Coforge Q1FY23 result review -Guided upgraded to at least 20% CC revenue growth in FY23
Coforge now guiding atleast 20% CC revenue growth in FY23 vs earlier guidance of 20% growth, margin guidance band maintained at 18.5-19% for FY23. Attrition at 18.0% now is even lower than TCS
The company’s revenue grew 4.7% QoQ in CC terms while dollar revenues grew 2.7% QoQ to US$238.7 million. Rupee revenues were up 5% QoQ to |1,829 crore. Geography wise, the growth in revenues was led by America region (51% mix) which grew by 5.6% QoQ while AMEA region (12% mix) reported growth of 18.7% on low base. The growth in EMEA region was weak as it reported decline of 4.8% QoQ. Vertical wise growth was led by BFSI/Manufacturing which grew by 9.4%/8.5% QoQ respectively while insurance vertical reported decline of 7.7% QoQ. Travel vertical was flat QoQ ( on base of 15% QoQ growth in the last quarter) . EBITDA margin declined ~300bps to 16% on salary hikes and increase in SG&A costs. LTM attrition continue to be lowest amongst the large peers as it increased by only 30bps QoQ to 18%. Order book remains robust as TCV for the quarter was at US$315mn which is one of the highest quarterly order book.

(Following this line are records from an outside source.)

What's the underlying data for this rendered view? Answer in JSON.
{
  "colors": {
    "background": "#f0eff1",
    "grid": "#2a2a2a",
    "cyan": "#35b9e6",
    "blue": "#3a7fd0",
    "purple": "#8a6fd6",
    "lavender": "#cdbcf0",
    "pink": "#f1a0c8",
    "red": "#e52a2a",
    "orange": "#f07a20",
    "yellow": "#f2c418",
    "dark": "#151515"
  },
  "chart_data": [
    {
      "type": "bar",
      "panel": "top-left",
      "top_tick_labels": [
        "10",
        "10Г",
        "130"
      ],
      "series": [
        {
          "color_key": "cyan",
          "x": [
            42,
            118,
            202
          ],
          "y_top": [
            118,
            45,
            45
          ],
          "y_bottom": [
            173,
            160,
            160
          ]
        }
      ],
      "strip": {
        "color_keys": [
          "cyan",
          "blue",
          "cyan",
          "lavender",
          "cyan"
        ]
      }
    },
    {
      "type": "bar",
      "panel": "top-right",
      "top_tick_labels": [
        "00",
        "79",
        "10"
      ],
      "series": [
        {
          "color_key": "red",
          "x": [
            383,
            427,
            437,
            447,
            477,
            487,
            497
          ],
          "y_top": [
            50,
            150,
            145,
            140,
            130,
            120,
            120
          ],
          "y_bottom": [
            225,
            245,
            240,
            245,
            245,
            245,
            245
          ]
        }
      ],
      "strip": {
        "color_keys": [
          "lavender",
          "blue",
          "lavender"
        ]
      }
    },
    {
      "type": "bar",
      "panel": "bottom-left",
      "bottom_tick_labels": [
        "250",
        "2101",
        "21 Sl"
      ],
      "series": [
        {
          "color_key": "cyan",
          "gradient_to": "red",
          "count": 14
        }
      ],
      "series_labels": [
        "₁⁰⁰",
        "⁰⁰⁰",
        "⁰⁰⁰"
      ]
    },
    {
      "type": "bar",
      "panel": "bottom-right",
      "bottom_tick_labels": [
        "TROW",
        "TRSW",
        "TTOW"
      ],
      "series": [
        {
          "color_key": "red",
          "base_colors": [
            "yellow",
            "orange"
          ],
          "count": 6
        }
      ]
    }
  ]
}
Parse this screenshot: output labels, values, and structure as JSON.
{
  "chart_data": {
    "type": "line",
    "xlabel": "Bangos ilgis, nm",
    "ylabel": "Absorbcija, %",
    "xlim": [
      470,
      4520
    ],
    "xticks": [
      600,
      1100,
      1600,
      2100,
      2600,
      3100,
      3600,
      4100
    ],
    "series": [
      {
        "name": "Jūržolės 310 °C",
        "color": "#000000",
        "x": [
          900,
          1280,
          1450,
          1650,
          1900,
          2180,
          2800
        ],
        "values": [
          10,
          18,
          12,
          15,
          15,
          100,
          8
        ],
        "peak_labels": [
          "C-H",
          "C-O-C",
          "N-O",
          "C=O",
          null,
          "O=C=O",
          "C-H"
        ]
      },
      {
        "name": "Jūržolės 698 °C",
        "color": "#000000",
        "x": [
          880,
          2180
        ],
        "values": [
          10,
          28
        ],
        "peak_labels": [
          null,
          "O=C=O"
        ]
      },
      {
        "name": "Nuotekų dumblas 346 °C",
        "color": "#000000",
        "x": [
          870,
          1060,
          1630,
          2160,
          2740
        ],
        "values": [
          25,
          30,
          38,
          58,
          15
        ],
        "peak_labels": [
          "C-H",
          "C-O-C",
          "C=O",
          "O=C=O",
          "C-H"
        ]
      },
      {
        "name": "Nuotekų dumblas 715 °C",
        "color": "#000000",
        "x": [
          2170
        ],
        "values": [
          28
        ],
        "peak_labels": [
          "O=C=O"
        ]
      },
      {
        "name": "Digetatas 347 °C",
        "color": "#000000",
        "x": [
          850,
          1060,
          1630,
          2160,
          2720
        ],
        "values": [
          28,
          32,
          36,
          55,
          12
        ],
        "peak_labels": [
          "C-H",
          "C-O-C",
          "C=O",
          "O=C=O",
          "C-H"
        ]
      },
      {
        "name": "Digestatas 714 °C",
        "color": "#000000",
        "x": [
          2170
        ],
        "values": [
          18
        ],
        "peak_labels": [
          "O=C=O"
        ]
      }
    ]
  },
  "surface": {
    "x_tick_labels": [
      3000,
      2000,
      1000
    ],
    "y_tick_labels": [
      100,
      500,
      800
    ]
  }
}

The company’s revenue and EBITDA guidance for FY23 factors in all the possible macro headwinds. What is standout for Coforge is its attrition, which is now even lower than TCS at 18%. The deal win continue to be robust as it is one of the highest quarterly TCV for the company which is expected to provide momentum for revenue growth ahead. The company expects margins to improve by 150bps to 200bps QoQ due to continued higher offshoring focus as well as utilisation improvement going forward due to deployment of freshers it hired in FY22. BFSI continued to show growth momentum because of large deal wins in this segment ( US$105mn deal in Q1FY22 and another US$50mn deal in Q4FY22). On travel vertical, the company is already above the pre-pandemic level while cloud transformation, contract less on boarding and automation are some of the key areas of spending in this vertical. The only service vulnerable to any possible slowdown in client spending ahead will be ADM( application development ), 24% of the revenue mix. We baked in 19.1%/26.3%/28.2% revenue/EBITDA/PAT CAGR growth over FY22-24E.